CK: É bom dizer que escrevi o roteiro para a Andréa. Quando recebi o convite, procurei por ela, no set do Tapas e Beijos, para conversar a respeito, antes mesmo de escrever o texto. Aliás, foi nessa ocasião que vi o Maurício em ação pela primeira vez. Nos outros projetos não foi assim, mas nesse só conseguiria escrever sabendo quem iria entregar. A Andréa, pra mim, tem uma qualidade rara, um carisma que transborda, adora fazer comédia, mas a busca pessoal dela passa pelo drama. Puxa, ela tá fazendo Antígona no teatro! Não é uma imitação da Hebe, mas é uma atriz que ocupa esse espaço, com a força que a Hebe tinha. É lindo o que a Andréa faz, e muito difícil.

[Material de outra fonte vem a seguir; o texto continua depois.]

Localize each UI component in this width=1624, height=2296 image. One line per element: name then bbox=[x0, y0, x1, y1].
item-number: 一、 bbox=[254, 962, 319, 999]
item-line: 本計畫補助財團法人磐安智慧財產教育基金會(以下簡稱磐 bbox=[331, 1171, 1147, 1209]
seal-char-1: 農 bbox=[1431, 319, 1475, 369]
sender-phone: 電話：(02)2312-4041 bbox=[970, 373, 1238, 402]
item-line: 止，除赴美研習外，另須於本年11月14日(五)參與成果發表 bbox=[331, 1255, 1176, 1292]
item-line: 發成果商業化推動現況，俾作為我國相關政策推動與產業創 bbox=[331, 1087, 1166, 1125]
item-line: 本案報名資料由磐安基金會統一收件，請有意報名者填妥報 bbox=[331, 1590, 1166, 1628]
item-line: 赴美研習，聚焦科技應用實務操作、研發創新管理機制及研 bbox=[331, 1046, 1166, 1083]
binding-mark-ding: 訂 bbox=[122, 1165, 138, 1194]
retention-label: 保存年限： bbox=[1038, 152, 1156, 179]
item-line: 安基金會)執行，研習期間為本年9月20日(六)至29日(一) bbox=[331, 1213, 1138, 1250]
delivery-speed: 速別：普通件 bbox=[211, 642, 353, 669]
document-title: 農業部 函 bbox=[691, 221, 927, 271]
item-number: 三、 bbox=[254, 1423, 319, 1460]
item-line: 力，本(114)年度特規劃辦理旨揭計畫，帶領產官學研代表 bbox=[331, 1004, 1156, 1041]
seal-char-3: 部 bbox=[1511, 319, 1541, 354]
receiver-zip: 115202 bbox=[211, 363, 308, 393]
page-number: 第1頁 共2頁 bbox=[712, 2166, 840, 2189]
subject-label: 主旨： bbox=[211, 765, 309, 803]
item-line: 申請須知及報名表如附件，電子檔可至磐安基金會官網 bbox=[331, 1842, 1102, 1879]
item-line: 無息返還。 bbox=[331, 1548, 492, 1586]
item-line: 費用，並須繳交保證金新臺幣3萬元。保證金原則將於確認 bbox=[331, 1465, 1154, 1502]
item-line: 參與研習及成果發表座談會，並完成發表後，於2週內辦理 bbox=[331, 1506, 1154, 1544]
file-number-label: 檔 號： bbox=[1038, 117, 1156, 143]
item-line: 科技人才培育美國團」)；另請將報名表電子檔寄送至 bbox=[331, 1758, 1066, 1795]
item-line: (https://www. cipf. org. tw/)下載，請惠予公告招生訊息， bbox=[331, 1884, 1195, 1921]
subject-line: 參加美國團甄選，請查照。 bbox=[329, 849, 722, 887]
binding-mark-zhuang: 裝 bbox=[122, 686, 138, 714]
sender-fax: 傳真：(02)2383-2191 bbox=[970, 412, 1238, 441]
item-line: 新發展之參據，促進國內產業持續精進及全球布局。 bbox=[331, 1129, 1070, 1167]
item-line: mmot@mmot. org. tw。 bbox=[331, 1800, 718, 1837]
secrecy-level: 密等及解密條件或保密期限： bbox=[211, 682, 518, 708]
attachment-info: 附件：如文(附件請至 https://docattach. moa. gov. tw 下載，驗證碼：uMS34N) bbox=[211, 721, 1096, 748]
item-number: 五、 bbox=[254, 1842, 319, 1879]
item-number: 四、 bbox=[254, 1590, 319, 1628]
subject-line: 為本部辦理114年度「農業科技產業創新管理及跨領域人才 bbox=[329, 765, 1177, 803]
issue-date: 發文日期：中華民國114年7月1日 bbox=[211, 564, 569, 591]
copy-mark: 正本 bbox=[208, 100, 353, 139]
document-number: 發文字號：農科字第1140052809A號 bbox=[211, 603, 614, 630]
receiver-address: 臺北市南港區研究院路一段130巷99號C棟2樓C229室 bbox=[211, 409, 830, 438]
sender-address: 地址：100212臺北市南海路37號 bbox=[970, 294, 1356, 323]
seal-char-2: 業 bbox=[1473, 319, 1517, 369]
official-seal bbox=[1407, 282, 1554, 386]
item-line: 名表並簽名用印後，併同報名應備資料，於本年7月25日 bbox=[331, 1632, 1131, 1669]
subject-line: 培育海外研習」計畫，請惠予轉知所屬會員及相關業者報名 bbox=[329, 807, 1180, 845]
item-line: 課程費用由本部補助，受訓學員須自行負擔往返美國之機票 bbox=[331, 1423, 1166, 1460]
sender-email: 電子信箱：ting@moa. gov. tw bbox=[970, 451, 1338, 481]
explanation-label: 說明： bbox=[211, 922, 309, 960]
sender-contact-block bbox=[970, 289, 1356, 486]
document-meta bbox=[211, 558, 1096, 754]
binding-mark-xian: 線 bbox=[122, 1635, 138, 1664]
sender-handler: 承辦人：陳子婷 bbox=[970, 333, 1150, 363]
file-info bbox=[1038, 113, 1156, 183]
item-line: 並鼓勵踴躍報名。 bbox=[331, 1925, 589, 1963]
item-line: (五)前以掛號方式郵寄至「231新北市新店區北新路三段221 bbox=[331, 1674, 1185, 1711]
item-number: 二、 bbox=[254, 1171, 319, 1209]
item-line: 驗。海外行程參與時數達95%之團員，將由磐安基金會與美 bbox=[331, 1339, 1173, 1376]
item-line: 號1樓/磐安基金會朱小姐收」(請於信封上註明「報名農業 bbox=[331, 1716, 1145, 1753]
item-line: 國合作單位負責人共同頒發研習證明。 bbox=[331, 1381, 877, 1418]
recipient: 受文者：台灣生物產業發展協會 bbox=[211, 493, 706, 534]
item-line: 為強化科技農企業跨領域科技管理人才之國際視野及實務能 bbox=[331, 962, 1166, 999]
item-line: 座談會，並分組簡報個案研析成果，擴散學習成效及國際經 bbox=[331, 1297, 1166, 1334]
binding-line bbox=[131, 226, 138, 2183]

MF: Teve um momento, lá no começo, que chegou pra mim e disse: “isso não vai dar certo, não vou conseguir fazer”. Foi quando disse pra ela: “você não precisa fazer a Hebe. Nem é isso que queremos. Você tem que fazer a tua Hebe. A tua versão”.
Vocês conseguem identificar o momento em que ela, enfim, pegou a Hebe para si?
MF: Antes das filmagens, a Andréa passou um ano e meio estudando a vida da Hebe.
CK: Na verdade, foi mais. Pois fiz a convidei antes de escrever o roteiro. Falei com ela, me disse sim, e daí fui escrever. Quando tava pronto, é que dei para ela ler e, de fato, começar a pesquisa dela. Acho que esse processo todo deu uns dois, três anos.
MF: Ela ficava estudando direto. E hipnotizada, pois a Hebe era uma figura muito carismática. E que tá viva na memória, há muito material a respeito dela. Um dos maiores desafios dessa cinebiografia era justamente se dissociar de tudo isso. Afinal, de que valeria apenas imitar a Hebe? Ficaria uma farsa. Era preciso encontrar o sentimento dela.
Para encerrarmos: há planos de desdobrar o filme em outros projetos?
CK: Já estamos trabalhando na série sobre a Hebe, mas não será uma versão estendida do filme. Se trata de um outro projeto. São abordagens diferentes. A série já foi toda filmada, mas deverá ser lançada apenas em 2020. Temos muita Hebe ainda pela frente.